VettoreLineare DatiIniziali (4);
Circonferenza* myCirc = new Circonferenza(0);

DatiIniziali.SetComponent(0, 1.);
DatiIniziali.SetComponent(1, 0.);
DatiIniziali.SetComponent(2, 0.);
DatiIniziali.SetComponent(3, -1.);
double passo = 0.003;
Runge_Kutta myKutta;

for(int i = 0; i <= 2. * M_PI / passo; i++)
{
  DatiIniziali = myKutta.Passo(0, DatiIniziali, passo, myCirc);
  cout << DatiIniziali.GetComponent(0) << endl;
};

cout << 1 - DatiIniziali.GetComponent(0) << endl;

Thank you in advance.

Solution

  • Update: One error identified: Always compile with the -Wall option to catch all warnings and automatic code corrections of the compiler. Then you would have found

    fff: In member function ‘virtual VettoreLineare Circonferenza::Eval(double, const VettoreLineare&) const’:
fff:xxx:114: error: invalid operands of types ‘void’ and ‘double’ to binary ‘operator*’
     y.SetComponent(3, - pow(pow(v.GetComponent(0), 2.)  + pow(v.GetComponent(1), 2.), _alpha)) * v.GetComponent(2));
                                                                                                                  ^

    where you are closing too early after _alpha so that the void of SetComponent gets to be a factor.

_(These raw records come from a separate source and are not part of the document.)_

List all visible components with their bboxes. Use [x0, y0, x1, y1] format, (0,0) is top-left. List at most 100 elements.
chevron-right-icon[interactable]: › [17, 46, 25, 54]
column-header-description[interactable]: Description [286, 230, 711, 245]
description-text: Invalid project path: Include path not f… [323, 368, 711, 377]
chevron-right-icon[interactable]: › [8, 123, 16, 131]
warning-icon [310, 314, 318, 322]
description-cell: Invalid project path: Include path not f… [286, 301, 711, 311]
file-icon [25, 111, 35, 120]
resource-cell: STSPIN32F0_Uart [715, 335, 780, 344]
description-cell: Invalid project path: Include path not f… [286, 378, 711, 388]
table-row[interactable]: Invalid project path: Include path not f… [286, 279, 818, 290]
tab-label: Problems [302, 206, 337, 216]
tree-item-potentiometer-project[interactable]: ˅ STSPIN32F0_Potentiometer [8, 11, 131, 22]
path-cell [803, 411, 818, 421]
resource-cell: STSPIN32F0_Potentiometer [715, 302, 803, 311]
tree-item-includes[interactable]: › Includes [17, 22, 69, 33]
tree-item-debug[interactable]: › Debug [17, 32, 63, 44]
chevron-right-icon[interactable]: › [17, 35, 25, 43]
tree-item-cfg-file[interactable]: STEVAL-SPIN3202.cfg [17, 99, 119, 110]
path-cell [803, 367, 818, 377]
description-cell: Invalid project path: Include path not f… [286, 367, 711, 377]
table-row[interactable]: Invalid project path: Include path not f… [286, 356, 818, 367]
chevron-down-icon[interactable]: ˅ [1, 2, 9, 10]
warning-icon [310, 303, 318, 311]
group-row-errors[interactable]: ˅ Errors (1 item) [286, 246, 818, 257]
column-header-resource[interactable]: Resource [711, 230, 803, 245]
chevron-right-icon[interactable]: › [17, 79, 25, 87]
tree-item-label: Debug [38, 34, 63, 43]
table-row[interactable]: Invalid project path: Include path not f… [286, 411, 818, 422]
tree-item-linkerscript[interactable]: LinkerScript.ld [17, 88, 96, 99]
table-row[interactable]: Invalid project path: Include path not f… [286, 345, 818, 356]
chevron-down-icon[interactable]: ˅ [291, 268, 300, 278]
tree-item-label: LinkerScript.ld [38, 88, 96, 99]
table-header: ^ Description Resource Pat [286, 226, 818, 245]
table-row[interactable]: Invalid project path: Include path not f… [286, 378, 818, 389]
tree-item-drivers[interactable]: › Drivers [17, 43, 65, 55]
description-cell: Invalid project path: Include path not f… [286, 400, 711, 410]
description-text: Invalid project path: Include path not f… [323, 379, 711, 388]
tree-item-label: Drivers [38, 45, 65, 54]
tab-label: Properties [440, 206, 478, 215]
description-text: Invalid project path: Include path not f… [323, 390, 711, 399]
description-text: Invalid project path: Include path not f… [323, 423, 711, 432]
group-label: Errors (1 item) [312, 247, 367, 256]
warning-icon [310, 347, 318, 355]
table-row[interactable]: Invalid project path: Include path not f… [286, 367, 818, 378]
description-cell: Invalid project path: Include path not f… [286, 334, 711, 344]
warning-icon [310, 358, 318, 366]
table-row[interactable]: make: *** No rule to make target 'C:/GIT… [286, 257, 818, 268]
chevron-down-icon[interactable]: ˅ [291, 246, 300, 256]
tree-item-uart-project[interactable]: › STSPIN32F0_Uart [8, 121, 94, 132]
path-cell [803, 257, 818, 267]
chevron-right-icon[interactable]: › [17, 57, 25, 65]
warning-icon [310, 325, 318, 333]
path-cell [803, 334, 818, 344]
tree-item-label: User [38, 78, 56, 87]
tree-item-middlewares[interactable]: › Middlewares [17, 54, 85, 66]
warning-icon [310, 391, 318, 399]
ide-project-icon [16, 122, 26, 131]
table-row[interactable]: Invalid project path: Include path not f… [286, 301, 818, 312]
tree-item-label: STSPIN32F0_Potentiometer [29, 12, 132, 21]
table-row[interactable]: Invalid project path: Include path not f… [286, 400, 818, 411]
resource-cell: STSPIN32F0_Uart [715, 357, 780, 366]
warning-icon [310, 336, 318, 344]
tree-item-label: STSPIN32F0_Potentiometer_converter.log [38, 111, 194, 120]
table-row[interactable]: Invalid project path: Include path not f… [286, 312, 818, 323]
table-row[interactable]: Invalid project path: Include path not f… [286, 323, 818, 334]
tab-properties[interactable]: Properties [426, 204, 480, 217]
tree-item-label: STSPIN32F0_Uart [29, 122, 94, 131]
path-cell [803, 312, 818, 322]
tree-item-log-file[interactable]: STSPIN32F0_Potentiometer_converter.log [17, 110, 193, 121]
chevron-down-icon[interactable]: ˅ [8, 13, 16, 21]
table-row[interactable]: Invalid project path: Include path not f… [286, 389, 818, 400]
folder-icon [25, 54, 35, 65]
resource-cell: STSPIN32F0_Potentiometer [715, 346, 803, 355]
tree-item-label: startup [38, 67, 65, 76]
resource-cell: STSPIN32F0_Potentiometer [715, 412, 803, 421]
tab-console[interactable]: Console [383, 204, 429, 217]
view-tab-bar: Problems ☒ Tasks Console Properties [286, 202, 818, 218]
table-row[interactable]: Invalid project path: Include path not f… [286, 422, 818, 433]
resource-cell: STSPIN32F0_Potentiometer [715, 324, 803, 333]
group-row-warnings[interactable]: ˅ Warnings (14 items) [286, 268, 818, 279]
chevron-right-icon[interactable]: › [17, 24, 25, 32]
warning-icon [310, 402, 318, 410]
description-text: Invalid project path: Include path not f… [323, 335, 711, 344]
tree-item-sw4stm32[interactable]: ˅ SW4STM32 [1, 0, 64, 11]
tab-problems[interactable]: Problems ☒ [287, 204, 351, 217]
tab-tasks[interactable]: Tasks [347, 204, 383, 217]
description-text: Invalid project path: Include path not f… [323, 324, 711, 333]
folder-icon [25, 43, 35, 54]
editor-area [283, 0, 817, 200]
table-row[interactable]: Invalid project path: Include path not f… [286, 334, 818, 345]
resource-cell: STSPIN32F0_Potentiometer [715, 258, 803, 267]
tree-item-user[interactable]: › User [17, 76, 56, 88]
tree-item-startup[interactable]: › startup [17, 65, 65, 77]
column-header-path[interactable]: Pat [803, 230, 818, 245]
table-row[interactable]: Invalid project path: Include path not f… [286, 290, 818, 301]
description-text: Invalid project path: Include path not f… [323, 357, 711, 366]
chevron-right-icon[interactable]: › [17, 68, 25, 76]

    Update II: second error identified: In another post of yours the code of the linear vector class is given. There, in contrast to the addition (operator+), the scalar-vector product (operator*(double)) is modifying the calling instance. Thus in computing k2 the components of k1 get multiplied with h/2. But then this modified k1 (and also modified k2 and k3) are used in assembling the result y resulting in some almost completely useless state update.

    Original rapid prototyping: I can tell you that a stripped down bare-bones implementation in python works flawlessly

    import numpy as np

def odeint(f,t0,y0,tf,h):
    '''Classical RK4 with fixed step size, modify h to fit
        the full interval'''
    N = np.ceil( (tf-t0)/h )
    h = (tf-t0)/N

    t = t0
    y = np.array(y0)
    for k in range(int(N)):
        k1 = h*np.array(f(t      ,y       ))
        k2 = h*np.array(f(t+0.5*h,y+0.5*k1))
        k3 = h*np.array(f(t+0.5*h,y+0.5*k2))
        k4 = h*np.array(f(t+    h,y+    k3))
        y = y + (k1+2*(k2+k3)+k4)/6
        t = t + h
    return t, y

def odefunc(t,y):
    x,y,vx,vy = y
    return [ vx,vx,vy,-vx ]

pi = 4*np.arctan(1);

print odeint(odefunc, 0, [1,0,0,-1], 2*pi, 0.003)

    ends with 

    (t, [ x,y,vx,vy]) = (6.2831853071794184,
    [  1.00000000e+00,  -6.76088739e-15,   4.23436503e-12,
    -1.00000000e+00])

    as expected. You will need a debugger or intermediate output to find where the computation goes wrong.